Fortunatamente nell’86, quando S.B. era già un 50enne, il fallimento del progetto di “scudo stellare” made in USA fece sì che nessuna grande potenza potesse essere immune dalla distruzione totale dovuta alle atomiche; il che portò alla caduta del Muro di Berlino già nell’89. Regan chiama Gorbaciov nell’87, della serie “che facciamo? la corsa agli armamenti impoverisce tutti…”, e anni di “strategia della tensione” e di morti ammazzati di cui l’Europa soffriva, Italia compresa, vanno a finire o, perlomeno, ad attenuarsi. Da qui Giornalismo e Magistratura italiani acquistano coraggio e, pressato da prime indiscrezioni giornalistiche, Andreotti nel 1990 è costretto a mettere a conoscenza il Parlamento di “Gladio” (1956-1990): una struttura paramilitare a finanziamento USA contro l’avvento del comunismo in Italia. Più tardi si scoprirà anche dell’esistenza di un’analoga “Gladio rossa” (1945-1967) di matrice russa (ma chiusa più di 20 anni prima di Gladio), mentre tutti eravamo convinti che in Italia il popolo fosse sovrano e invece nulla sapeva.  Anche la magistratura, così, inizierà ad avere i suoi primi sussulti: pertanto nel ’91 e nel ‘92 nascono “Mani-pulite” e “Tangentopoli” in seno alla Procura di Milano, dove a spiccare fra la cotanta e diffusa corruzione sarà il “finanziamento illecito dei partiti”. Il “lancio di monetine” del ’93 al Bettino nazionale lo vedrà sì riparare ad Hammamet già nel ’94 (in auto-esilio), ma non prima di aver chiesto “all’amico fraterno” S.B., accompagnato ad Arcore da Dell’Utri, di “scendere in campo”.

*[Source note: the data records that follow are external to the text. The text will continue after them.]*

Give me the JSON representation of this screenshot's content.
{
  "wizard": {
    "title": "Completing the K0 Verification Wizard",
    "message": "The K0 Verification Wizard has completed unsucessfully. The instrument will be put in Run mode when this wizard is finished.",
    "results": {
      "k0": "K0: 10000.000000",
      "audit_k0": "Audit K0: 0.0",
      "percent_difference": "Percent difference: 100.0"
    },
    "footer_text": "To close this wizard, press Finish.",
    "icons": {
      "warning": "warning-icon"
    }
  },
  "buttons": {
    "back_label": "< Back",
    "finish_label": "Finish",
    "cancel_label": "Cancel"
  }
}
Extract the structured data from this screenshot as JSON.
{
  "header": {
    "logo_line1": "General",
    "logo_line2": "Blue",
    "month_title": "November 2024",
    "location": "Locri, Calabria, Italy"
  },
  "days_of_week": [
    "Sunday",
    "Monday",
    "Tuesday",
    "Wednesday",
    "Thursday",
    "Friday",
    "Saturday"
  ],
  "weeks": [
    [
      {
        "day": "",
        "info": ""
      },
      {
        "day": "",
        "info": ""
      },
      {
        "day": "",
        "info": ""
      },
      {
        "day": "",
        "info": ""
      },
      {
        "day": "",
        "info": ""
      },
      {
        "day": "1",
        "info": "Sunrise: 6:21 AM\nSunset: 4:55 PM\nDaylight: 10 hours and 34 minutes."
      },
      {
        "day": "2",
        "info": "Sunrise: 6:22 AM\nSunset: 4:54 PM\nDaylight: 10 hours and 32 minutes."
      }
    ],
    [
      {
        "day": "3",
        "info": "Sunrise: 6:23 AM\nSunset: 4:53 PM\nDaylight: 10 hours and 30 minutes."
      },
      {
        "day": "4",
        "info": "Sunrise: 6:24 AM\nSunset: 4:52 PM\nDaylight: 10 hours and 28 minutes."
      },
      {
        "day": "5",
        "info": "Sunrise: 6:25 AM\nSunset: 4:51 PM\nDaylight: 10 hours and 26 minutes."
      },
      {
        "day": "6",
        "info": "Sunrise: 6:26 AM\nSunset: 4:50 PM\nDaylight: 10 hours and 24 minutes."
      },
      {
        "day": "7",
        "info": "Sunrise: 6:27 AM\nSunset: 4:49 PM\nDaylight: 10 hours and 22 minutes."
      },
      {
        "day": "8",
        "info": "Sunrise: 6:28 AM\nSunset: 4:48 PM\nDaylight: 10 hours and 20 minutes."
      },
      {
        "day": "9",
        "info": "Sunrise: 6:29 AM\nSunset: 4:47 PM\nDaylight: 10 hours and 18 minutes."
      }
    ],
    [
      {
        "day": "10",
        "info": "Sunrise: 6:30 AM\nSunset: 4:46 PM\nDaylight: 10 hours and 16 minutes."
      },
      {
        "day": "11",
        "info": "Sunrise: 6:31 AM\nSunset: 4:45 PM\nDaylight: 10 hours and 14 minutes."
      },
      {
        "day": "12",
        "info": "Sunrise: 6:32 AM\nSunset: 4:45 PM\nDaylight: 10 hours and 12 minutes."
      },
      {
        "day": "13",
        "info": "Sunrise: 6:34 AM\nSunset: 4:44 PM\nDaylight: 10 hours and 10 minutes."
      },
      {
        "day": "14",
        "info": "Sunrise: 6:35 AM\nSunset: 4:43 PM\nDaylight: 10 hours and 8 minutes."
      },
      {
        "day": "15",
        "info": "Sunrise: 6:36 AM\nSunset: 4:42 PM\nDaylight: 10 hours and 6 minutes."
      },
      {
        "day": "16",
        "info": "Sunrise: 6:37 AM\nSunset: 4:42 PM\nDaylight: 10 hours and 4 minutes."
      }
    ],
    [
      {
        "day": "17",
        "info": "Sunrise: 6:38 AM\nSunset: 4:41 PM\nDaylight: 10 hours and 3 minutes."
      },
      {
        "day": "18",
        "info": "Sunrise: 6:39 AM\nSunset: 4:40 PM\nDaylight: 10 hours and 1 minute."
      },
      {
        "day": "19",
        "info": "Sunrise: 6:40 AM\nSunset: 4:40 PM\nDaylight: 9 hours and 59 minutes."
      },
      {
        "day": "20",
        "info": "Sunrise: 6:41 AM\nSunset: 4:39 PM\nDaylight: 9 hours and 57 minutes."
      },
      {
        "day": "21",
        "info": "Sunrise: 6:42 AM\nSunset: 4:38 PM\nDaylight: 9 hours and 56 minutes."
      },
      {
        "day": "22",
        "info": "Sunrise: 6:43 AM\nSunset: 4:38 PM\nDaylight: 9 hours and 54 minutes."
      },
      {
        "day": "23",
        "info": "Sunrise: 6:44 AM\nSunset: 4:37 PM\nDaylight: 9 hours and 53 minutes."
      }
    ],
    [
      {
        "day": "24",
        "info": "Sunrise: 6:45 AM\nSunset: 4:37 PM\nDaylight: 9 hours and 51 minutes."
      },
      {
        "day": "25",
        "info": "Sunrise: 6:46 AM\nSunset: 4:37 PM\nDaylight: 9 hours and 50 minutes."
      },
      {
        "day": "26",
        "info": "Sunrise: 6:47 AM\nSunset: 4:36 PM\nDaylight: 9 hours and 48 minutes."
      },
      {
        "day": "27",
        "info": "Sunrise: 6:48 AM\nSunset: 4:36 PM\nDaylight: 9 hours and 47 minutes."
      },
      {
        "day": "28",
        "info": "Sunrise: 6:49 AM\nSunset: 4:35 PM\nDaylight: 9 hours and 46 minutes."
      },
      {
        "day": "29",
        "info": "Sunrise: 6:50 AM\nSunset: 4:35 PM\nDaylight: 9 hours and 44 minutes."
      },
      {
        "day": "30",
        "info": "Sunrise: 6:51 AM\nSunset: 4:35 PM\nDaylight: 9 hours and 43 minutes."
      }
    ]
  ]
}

Craxi si mostrerà perplesso per quelle monetine, dichiarando che “certe cose esistevano fin da quando lui portava i calzoni corti”, salvo scordarsi che qualora si ricoprano certi posti di potere, magari, si ha anche il potere di cambiarseli ogni tanto i calzoni (cioè di mutare le “cose”, giusto per “puzzare” meno): deve però interessarti o essere possibile. Invero non era ancora possibile o facile, anche perché il PCI incamerava rubli russi (finanziamenti illeciti) con i quali propagandarsi (nonostante Gladio-rossa non ci fosse più da 25 anni circa). In pratica, chi doveva risolvere detto problema (la Politica) era essa stessa il problema. E a ogni modo Craxi respinge fino all’ultimo l’accusa di corruzione, mentre ammette di essere a conoscenza del fatto che il Partito Socialista avesse accettato finanziamenti illeciti, affermando che per decenni tutti i partiti si fossero finanziati illegalmente. Per cui viene ora da chiedersi se S.B., per caso, era pure lui uno di questi finanziatori, se non il maggiore. Le televisioni e le relative licenze le aveva già ottenute lasciando altri a bocca asciutta, ma… perché era più bravo o perché aveva più soldi? (e sporchi di sangue?) Pertanto, a dicembre 1992 una valanga di avvisi di garanzia cade sulle teste dei principali leader politici nazionali. Craxi ne ricevette una ventina e si presentò alla Camera il 29 aprile 1993 per l’ultima volta, nel giorno del giuramento del nuovo governo Ciampi (si prega il lettore di ricordare questa corrispondenza).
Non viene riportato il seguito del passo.